Lovely Sunday morning and there's a fair bit of loafing around, reading, making luscious breakfast, I mean brunch, editing photos and eventually getting showered to go out and catch up with the Santa Claus parade making its way down toward St. Lawrence market. As it happens, my fault, we don't get out the door in time and as we walk down Wellington Street, we find a lot of families heading home and what looks like a massive advertisement for Tim Horton's plastered all over the street. If what Tim's is advertising is garbage.
The crowds are a little less charming after the parade than they might be during the parade and it's a relief to duck into the cozy and quiet little Cést What for some fine ale and snack of warm cheese with carmelized onions, and warm pretzels and broccoli for dipping.
Later we walk home in the twilight and I'm thinking the colour of that sky is more beautiful than any old parade float any day.
Should I go suddenly from this life, I hope it's not by decapitation by glass falling out of the sky.

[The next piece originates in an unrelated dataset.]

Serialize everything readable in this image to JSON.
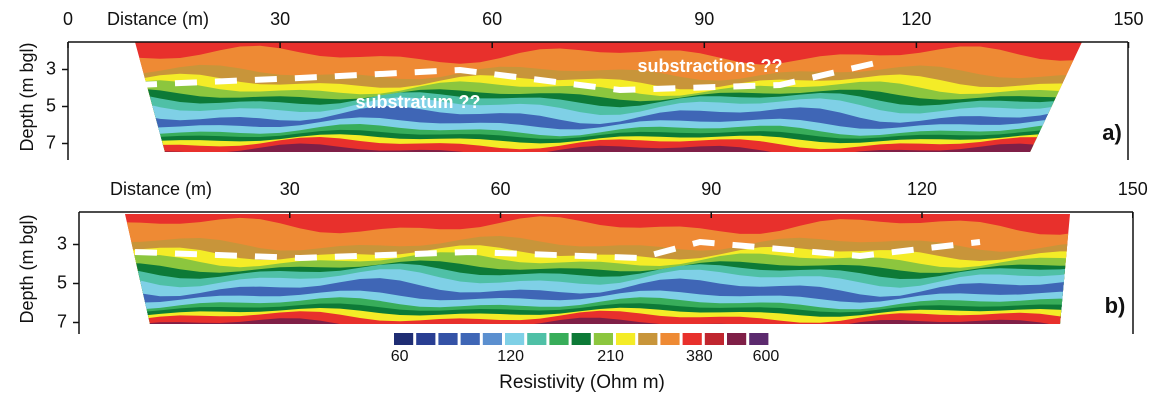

The Harbourfront starts to feel a little lonely in November; all those tourists have gone back to wherever it is they come from. I do find a little comfort in the quiet. The longer stretches of night enfold you; life becomes quieter, less public. In January I'll be aching for more light, but lonely November comes welcome.
It's rainy and blustery here, but nothing serious so far. The sky doesn't give any indication of the size of that cloud formation, which swirls over a large part of the Atlantic and a significant part of America.
I'm itching to get home tonight, but I stop and think about how small I am, how small my city is, in relation to that cloud.